Ночь тиха. Пустыня внемлет Богу,
И звезда с звездою говорит.
Воистину самая странная судьба из всех наших славных гениев. Вся его внешняя жизнь — ничто по сравнению с проживаемой им небесной, надземной жизнью.
Скажите, как дано было знать земному поэту XIX века, что из космоса видна "земля в сиянье голубом"? Кто и в какие мгновения уносил его на небо, где так торжественно и чудно?! И кто упорно утаивает от мира истинную причину его гибели? Вот уж и спустя десятилетия после дуэли Лермонтова А. В. Дружинин расспрашивает подробно обо всем того же Руфина Дорохова: "Преданность моего случайного знакомца памяти Лермонтова была беспредельна. Он понимал произведения поэта так, как немногие их понимают: он мог рассказать происхождение почти каждого из стихотворений, событие, подавшее к нему повод, расположение духа, с которым автор "Пророка" брался за перо… За день до своего выступления он, укладываясь в поход, показывал мелкие вещицы, принадлежащие Лермонтову, свой альбом с шуточными стихами поэта, портрет, снятый с него в день смерти, и большую тетрадь в кожаном переплете, наполненную рисунками. Картинки карандашом изображали по большей части сцены из Кавказской жизни, стычки линейных казаков с татарами и т. д. Кое-где между ними были стихи да шуточные двустишия и четверостишия, относящиеся к неизвестным лицам".
Рассказал Дорохов и о подробностях злосчастной дуэли. Дружинин даже в зашифрованном виде многое побоялся записать. Не настало еще время. Но он дает понять: было совершено преступление. А позже бесследно исчезли и Дружинин, и все его записи. Все реликвии, стихи, рисунки, которые Дорохов так бережно хранил, после его гибели исчезли. Даже не сохранилось ни одного его портрета. Что за мистика?
Но вернемся к нашему повествованию. Михаил Лермонтов приезжает в отпуск в Петербург, отдавать ему свой прощальный поклон.

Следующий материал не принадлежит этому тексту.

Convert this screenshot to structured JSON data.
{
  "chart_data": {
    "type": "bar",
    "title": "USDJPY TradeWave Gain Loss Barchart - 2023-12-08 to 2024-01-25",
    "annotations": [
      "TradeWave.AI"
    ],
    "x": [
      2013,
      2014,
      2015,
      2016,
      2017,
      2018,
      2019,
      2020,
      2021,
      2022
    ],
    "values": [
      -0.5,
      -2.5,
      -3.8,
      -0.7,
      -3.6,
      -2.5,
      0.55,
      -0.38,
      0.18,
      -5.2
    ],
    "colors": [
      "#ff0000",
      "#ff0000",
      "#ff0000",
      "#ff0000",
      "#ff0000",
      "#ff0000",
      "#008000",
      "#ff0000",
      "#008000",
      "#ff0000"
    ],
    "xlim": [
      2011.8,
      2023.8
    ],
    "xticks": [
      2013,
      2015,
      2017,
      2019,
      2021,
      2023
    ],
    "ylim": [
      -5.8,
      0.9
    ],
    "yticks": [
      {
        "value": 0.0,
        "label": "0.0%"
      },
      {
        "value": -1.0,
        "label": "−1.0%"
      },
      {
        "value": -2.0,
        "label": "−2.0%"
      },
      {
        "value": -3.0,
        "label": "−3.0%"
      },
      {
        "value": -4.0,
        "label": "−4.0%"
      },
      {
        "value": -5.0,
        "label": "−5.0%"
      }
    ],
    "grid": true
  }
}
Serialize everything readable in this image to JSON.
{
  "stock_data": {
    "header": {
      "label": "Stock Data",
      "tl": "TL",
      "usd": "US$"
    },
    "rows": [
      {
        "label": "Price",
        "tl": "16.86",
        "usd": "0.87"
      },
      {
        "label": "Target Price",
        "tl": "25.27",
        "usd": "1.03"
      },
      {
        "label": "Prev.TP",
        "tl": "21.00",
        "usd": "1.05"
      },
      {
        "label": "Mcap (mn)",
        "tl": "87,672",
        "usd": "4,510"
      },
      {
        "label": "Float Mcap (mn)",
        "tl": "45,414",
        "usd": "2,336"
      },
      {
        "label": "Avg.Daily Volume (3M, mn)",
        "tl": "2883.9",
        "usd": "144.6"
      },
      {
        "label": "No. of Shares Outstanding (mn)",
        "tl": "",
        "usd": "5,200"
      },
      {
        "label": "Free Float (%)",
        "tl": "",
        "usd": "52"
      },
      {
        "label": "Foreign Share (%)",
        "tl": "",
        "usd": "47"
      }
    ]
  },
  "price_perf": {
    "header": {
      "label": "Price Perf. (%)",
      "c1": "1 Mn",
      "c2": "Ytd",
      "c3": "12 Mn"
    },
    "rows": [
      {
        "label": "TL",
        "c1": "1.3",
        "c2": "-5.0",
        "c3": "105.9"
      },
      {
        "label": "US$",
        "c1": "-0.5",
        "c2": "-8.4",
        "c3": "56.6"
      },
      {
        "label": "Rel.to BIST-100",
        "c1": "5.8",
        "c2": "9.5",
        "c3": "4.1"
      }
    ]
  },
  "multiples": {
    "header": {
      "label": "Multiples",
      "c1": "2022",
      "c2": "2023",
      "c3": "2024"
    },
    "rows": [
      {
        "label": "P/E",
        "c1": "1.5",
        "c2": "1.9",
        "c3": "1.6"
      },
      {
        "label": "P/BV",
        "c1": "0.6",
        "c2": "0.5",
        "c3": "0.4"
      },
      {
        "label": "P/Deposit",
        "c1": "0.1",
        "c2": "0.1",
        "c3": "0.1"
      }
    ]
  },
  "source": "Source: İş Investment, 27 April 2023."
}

"31 декабря 1840, г. Анапа.
Приказ по Тенгинскому пехотному полку за № 365:
Прибывшего в полк из командировки поручика Лермонтова предписываю исключить из командировочной ведомости, зачислить налицо.
За командира полка
Полковник Голубицкий-Лебединский".
В январе Лермонтов едет в отпуск, преисполненный надежд. Они не оправдались. Отставка не получена. В наградах отказано. Жить осталось пол года…
Вернулся на Масленицу в феврале 1841 года в Санкт-Петербург уже не искатель светских приключений, а фронтовик, близко соприкасавшийся со смертью. Михаил Лермонтов уже прекрасно понимал свое дальнейшее предназначение. Любым способом уйти в отставку со службы и посвятить себя русской литературе. Он уже и в поэзии перестал писать бесконечные посвящения всем знакомым и малознакомым женщинам. Была бы его воля, он бы под конец жизни почти все свои стихотворные послания к подружкам уничтожил.
Но пока что, несмотря на все хлопоты бабушки, не удалось добиться ни прощения, ни увольнения, всего лишь дали двухмесячный отпуск. По-прежнему его приезда боялись Баранты, к тому же недруги Лермонтова распускали слухи, что несносный поэт готов поехать в Париж, дабы вызвать вновь сына французского посла на дуэль. Иной раз думаешь, может, и на самом деле за этими злыми сплетнями, а потом и за дуэлью Мартынова стояли жандармское отделение графа Бенкендорфа и Министерство иностранных дел Нессельроде. Сколько же можно мутить воду?
Как писал А. П. Шан-Гирей: "Все бабушкины попытки выхлопотать еще раз своему Мише прощение остались без успеха, ей сказали, что не время еще, надо подождать". Как у нас на Руси водится, воевать за родину — это пожалуйста, а все награды и милости совсем другим достаются. Допустим, Михаил Лермонтов — русский гений, он и без орденов на века прославлен, но таких, как он, храбрецов, гибнущих за славу России, во все времена, вплоть до сегодняшнего дня, — многие тысячи, и кто бы о них вспомнил при раздаче орденов и званий?
Как обычно, добирался до Петербурга Михаил Лермонтов через любимую свою Москву, куда и прибыл 30 января 1841 года, но долго задерживаться в Москве не стал и уже в первых числах февраля добрался до Северной столицы. Прибыл в Петербург уже отчаянным русоманом. В литературе он уже был недоволен даже опекавшими его "Отечественными записками" Краевского.